If black is too much of a statement, Cesa recommends using it as an undertone in a shade that’s a bit brighter, like the luscious purple of Benjamin Moore’s Amazon Soil. "Darker colors can create restful, comforting spaces to relax and unwind," she says. "Amazon Soil is an intriguing, smokey take on purple. For a more rich, luxurious feel, I love it in a matte finish paired with Muslin. For a higher contrast and complementary color combination, you could try it with Chestertown Buff."
O’Donnell predicts that green, a popular color that promotes coziness and relaxation, will look especially inviting in living rooms. "Greens always exude calm, an essential state of mind for our busy lives," he says. "Consider Sap Green [by Farrow & Ball], which is strong but has an underlying brightness running through it."
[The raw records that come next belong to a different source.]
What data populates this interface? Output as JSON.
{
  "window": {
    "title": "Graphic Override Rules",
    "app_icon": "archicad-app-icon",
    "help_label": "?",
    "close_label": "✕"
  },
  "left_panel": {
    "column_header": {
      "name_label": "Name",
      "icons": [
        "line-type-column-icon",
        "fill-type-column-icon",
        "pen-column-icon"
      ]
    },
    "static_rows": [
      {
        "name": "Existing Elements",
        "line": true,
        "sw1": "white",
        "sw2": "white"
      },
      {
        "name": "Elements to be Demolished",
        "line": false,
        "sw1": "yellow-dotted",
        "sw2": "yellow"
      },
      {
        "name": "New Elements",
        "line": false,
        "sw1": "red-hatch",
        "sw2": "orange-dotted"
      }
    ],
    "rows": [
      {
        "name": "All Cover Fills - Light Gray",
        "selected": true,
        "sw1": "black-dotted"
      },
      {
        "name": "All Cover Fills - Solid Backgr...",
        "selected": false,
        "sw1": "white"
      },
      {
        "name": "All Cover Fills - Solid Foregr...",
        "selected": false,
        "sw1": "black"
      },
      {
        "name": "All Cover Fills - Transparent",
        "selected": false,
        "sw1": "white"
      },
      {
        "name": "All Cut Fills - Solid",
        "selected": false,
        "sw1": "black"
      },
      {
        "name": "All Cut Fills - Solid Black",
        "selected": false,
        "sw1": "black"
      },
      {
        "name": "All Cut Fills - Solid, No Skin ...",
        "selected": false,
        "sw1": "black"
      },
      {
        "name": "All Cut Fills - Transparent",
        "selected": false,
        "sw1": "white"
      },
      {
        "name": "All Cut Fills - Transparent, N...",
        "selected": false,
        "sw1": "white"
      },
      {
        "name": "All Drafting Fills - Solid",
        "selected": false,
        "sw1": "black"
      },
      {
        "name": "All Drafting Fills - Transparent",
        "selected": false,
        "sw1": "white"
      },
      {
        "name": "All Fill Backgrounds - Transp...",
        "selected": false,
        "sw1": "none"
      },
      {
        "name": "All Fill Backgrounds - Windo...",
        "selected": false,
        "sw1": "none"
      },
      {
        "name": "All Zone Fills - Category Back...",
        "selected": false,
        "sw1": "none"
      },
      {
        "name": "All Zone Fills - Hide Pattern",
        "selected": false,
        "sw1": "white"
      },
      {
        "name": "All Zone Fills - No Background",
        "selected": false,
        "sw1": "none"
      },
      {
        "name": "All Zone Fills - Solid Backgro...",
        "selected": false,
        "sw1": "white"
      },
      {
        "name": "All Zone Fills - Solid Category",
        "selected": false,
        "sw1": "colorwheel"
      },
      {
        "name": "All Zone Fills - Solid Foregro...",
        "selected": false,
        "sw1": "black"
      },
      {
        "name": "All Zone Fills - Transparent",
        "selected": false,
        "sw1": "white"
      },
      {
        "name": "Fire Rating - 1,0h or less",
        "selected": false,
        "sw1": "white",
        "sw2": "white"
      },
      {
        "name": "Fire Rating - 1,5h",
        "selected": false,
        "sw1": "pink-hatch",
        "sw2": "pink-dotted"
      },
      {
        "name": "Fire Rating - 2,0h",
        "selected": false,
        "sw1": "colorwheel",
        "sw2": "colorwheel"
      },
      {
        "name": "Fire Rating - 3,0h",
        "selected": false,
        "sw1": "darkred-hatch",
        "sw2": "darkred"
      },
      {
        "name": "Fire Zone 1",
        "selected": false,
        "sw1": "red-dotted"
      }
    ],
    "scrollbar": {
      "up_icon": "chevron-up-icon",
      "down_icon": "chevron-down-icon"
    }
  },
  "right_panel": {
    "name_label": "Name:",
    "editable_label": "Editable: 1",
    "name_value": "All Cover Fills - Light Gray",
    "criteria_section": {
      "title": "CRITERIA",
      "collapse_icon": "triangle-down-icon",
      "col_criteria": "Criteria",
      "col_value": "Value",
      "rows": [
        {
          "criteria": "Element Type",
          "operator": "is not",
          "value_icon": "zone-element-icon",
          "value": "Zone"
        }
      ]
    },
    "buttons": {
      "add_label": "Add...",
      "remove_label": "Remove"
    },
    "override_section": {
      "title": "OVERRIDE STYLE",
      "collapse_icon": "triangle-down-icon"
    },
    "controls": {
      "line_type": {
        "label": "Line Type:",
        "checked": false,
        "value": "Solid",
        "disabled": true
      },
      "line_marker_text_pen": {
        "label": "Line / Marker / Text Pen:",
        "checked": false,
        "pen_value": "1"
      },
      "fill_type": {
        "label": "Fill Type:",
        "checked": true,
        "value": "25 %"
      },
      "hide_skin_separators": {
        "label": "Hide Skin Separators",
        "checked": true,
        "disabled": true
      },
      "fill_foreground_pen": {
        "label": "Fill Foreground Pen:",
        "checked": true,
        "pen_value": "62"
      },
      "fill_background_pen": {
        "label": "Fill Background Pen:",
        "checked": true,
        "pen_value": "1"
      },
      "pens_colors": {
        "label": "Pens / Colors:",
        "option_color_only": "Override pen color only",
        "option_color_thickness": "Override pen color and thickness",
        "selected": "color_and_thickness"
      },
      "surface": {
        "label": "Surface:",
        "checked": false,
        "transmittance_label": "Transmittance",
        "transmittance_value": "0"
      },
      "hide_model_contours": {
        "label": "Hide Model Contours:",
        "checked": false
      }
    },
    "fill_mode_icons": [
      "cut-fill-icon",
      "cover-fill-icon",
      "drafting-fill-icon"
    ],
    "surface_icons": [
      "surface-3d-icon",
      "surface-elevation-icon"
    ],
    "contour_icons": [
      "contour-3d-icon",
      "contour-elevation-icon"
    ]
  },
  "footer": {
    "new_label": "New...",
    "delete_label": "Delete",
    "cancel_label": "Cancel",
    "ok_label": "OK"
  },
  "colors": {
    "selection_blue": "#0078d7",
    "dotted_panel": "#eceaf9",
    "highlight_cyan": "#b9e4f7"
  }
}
He also encourages people to be "adventurous" with the details by painting surrounding woodwork in an unexpected shade like Broccoli Brown. This will strengthen the feeling of nature even more—a positive, after so much time spent cooped up—while creating a captivating statement overall. O’Donnell thinks more kitchens will feature the color, too. "Green Smoke in Modern Eggshell is a timeless shade, and it works best below eye level on lower cabinets," he adds. "It can be combined with Shaded White on your upper cupboards."
Kim foresees green being used as a peaceful backdrop in multifunctional rooms. "Symbolic of peace, [Krylon’s] Satin Jade is a perfect blue-green that reflects the renewing power of nature," she says. "It can be paired with nurturing Satin Pistachio to emphasize a healthy lifestyle at home." Woelfel advises that a softer shade of green, like Behr’s Jojoba, would look great in a bedroom. "I love pairing Jojoba with Royal Orchard, and they would look beautiful with dark gray or black wood accents," she says.
It should come as no surprise that blue, a shade most often described as calming, makes the cut. "There are so many beautiful shades of blue to choose from," Bellizaire says. "Blues pair well with whites and greens for relaxing space, and I consider blues to be more timeless than trendy."
One room that always looks good in blue, according to O’Donnell, is the bathroom. "It contrasts perfectly with the classic white details most of us have in this room," he says. "For next year’s shades, think [Farrow & Ball’s] Ultra Marine Blue in Modern Emulsion (to tolerate moisture) for walls, paired with All White in Estate Eggshell on woodwork. You could even carry the Ultra Marine Blue over the ceiling for a lovely design statement."
Woelfel sees homeowners and designers responding to Behr’s Dayflower in bedrooms, which she’d pair with Modern Mocha. For those looking for a "wow" factor, Kim has it. "If you’re feeling inspired to stain an old wooden dresser to complete the look of your bedroom, try Minwax stain in its Color of the Year, Vintage Blue," she says. Matte Ink Blue is also a perfect addition to today’s home."